I travel for work. I travel a lot. Over the last 20 plus years I’ve logged several million air miles and have been incredibly fortunate to have been able to visit many of the world’s old-school brewing meccas, including Pilsen, Munich, London and Brussels to name just a few.


What I have found in my travels is that everything starts as a copy of something else. From there, innovation occurs. Brewers make beer styles their own. They make it their own original.


Over the past three years I have begun venturing out to emerging craft beer markets such as Tijuana, Ensenada, Seoul, Shanghai, Beijing, Sao Paulo, Rio de Janeiro, San Jose, Panama City and Buenos Aires — and as I have explored, my senses have been opened to a world of new possibilities.


Interestingly, brewing ingredient decisions are largely made based on availability and price point, which in conjunction with local microorganisms—and in many geographies the terroir of the brewing ingredients that are available to them—have led to brewers making homage to the beer styles that they love with an amazing, localized twist.

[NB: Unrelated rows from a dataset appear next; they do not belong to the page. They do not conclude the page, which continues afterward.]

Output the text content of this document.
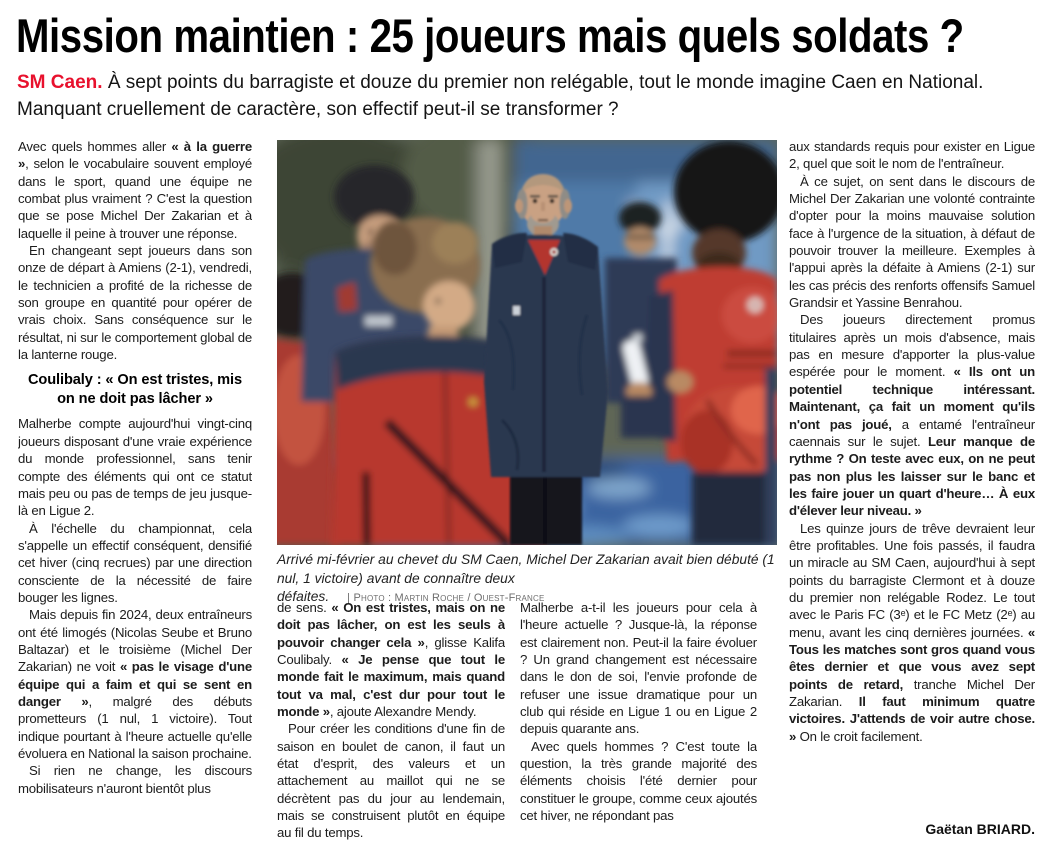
Mission maintien : 25 joueurs mais quels soldats ?

SM Caen. À sept points du barragiste et douze du premier non relégable, tout le monde imagine Caen en National. Manquant cruellement de caractère, son effectif peut-il se transformer ?

Arrivé mi-février au chevet du SM Caen, Michel Der Zakarian avait bien débuté (1 nul, 1 victoire) avant de connaître deux défaites. | Photo : Martin Roche / Ouest-France

Avec quels hommes aller « à la guerre », selon le vocabulaire souvent employé dans le sport, quand une équipe ne combat plus vraiment ? C'est la question que se pose Michel Der Zakarian et à laquelle il peine à trouver une réponse.

En changeant sept joueurs dans son onze de départ à Amiens (2-1), vendredi, le technicien a profité de la richesse de son groupe en quantité pour opérer de vrais choix. Sans conséquence sur le résultat, ni sur le comportement global de la lanterne rouge.

Coulibaly : « On est tristes, mis on ne doit pas lâcher »

Malherbe compte aujourd'hui vingt-cinq joueurs disposant d'une vraie expérience du monde professionnel, sans tenir compte des éléments qui ont ce statut mais peu ou pas de temps de jeu jusque-là en Ligue 2.

À l'échelle du championnat, cela s'appelle un effectif conséquent, densifié cet hiver (cinq recrues) par une direction consciente de la nécessité de faire bouger les lignes.

Mais depuis fin 2024, deux entraîneurs ont été limogés (Nicolas Seube et Bruno Baltazar) et le troisième (Michel Der Zakarian) ne voit « pas le visage d'une équipe qui a faim et qui se sent en danger », malgré des débuts prometteurs (1 nul, 1 victoire). Tout indique pourtant à l'heure actuelle qu'elle évoluera en National la saison prochaine.

Si rien ne change, les discours mobilisateurs n'auront bientôt plus

de sens. « On est tristes, mais on ne doit pas lâcher, on est les seuls à pouvoir changer cela », glisse Kalifa Coulibaly. « Je pense que tout le monde fait le maximum, mais quand tout va mal, c'est dur pour tout le monde », ajoute Alexandre Mendy.

Pour créer les conditions d'une fin de saison en boulet de canon, il faut un état d'esprit, des valeurs et un attachement au maillot qui ne se décrètent pas du jour au lendemain, mais se construisent plutôt en équipe au fil du temps.

Malherbe a-t-il les joueurs pour cela à l'heure actuelle ? Jusque-là, la réponse est clairement non. Peut-il la faire évoluer ? Un grand changement est nécessaire dans le don de soi, l'envie profonde de refuser une issue dramatique pour un club qui réside en Ligue 1 ou en Ligue 2 depuis quarante ans.

Avec quels hommes ? C'est toute la question, la très grande majorité des éléments choisis l'été dernier pour constituer le groupe, comme ceux ajoutés cet hiver, ne répondant pas

aux standards requis pour exister en Ligue 2, quel que soit le nom de l'entraîneur.

À ce sujet, on sent dans le discours de Michel Der Zakarian une volonté contrainte d'opter pour la moins mauvaise solution face à l'urgence de la situation, à défaut de pouvoir trouver la meilleure. Exemples à l'appui après la défaite à Amiens (2-1) sur les cas précis des renforts offensifs Samuel Grandsir et Yassine Benrahou.

Des joueurs directement promus titulaires après un mois d'absence, mais pas en mesure d'apporter la plus-value espérée pour le moment. « Ils ont un potentiel technique intéressant. Maintenant, ça fait un moment qu'ils n'ont pas joué, a entamé l'entraîneur caennais sur le sujet. Leur manque de rythme ? On teste avec eux, on ne peut pas non plus les laisser sur le banc et les faire jouer un quart d'heure… À eux d'élever leur niveau. »

Les quinze jours de trêve devraient leur être profitables. Une fois passés, il faudra un miracle au SM Caen, aujourd'hui à sept points du barragiste Clermont et à douze du premier non relégable Rodez. Le tout avec le Paris FC (3ᵉ) et le FC Metz (2ᵉ) au menu, avant les cinq dernières journées. « Tous les matches sont gros quand vous êtes dernier et que vous avez sept points de retard, tranche Michel Der Zakarian. Il faut minimum quatre victoires. J'attends de voir autre chose. » On le croit facilement.

Gaëtan BRIARD.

As a result, what you might expect is some of the best that you have ever tasted. For me, this includes absolutely amazing IPAs and Stouts from Mexico, some of the best Pilsners that I have ever tasted from Panama, and an absolutely mind-blowing range of sours and wood aged beers from Brazil.


Behind it all, of course, are the amazing women and men that are changing how their local communities, and in several instances their countries, think and feel about beer. Much like the US craft beer market was 20 years ago, they are the pioneers, the innovators in a vast market of cheap, domestic lager.


My wish for you is that you can explore and enjoy the world of craft beer beyond your borders. And when you do, please be sure to seek out the brewers, the innovators, that are making it happen in their local market, and thank them for what they do.